Metal-based nanoadditives for increasing biomass and biohydrogen production in microalgal cultures: A review

Abstract

Microalgae have emerged as an interesting alternative for the generation of biofuels, including bioethanol, biodiesel, biomethane, biohydrogen and syngas. They are also used for the production of biofertilizers and other products of interest, while acting as a CO2 sink and favoring water purification by absorbing nutrients. However, the economic viability of large-scale microalgae cultivation for any of these purposes is not yet a reality. One of the main factors affecting this viability refers to the microalgae growing phase.
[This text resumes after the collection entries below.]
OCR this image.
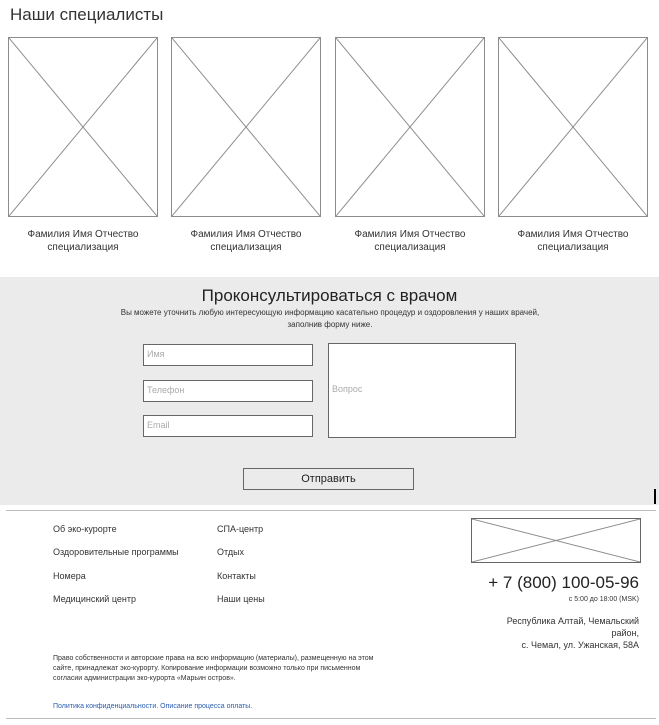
Наши специалисты
Фамилия Имя Отчество
специализация
Фамилия Имя Отчество
специализация
Фамилия Имя Отчество
специализация
Фамилия Имя Отчество
специализация
Проконсультироваться с врачом
Вы можете уточнить любую интересующую информацию касательно процедур и оздоровления у наших врачей, заполнив форму ниже.
Имя
Телефон
Email
Вопрос
Отправить
Об эко-курорте
Оздоровительные программы
Номера
Медицинский центр
СПА-центр
Отдых
Контакты
Наши цены
+ 7 (800) 100-05-96
с 5:00 до 18:00 (MSK)
Республика Алтай, Чемальский район,
с. Чемал, ул. Ужанская, 58А
Право собственности и авторские права на всю информацию (материалы), размещенную на этом сайте, принадлежат эко-курорту. Копирование информации возможно только при письменном согласии администрации эко-курорта «Марьин остров».
Политика конфиденциальности. Описание процесса оплаты.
In this scenario, nanoparticles, e.g. metallic, are emerging as possible alternatives to improve the cultivation and harvesting of microalgae. The addition of certain nanoadditives in microalgal cultures can improve light conversion in the photobioreactor, as well as CO2 absorption performance. However, the way in which these nanoparticles act or the concentration at which they maximize their positive effects on the culture are aspects that remain unclear. Thus, this paper critically reviews recent advances in nanoparticulate additives when they are used as a supplement in microalgae cultures, with the specific objective of improving biohydrogen production, but also analyzing their effect on algal growth, lipid accumulation and CO2 capture. The effects of nanoparticles on the selection of metabolic pathways of microalgae and their potential toxicity are also reviewed. The reported studies reveal that the toxicity of nanoadditives depends on their concentration, typology (chemical nature, particle size, crystalline structure) and species of microalgae. Furthermore, the supplementation of certain nanoparticles clearly increases the accumulation of intracellular compounds of interest and the growth of the algae. Additional studies should focus on aspects such as optimizing the dose of nanoparticles, designing strategies to minimize toxicity risks, or working with several additives simultaneously to create synergistic effects.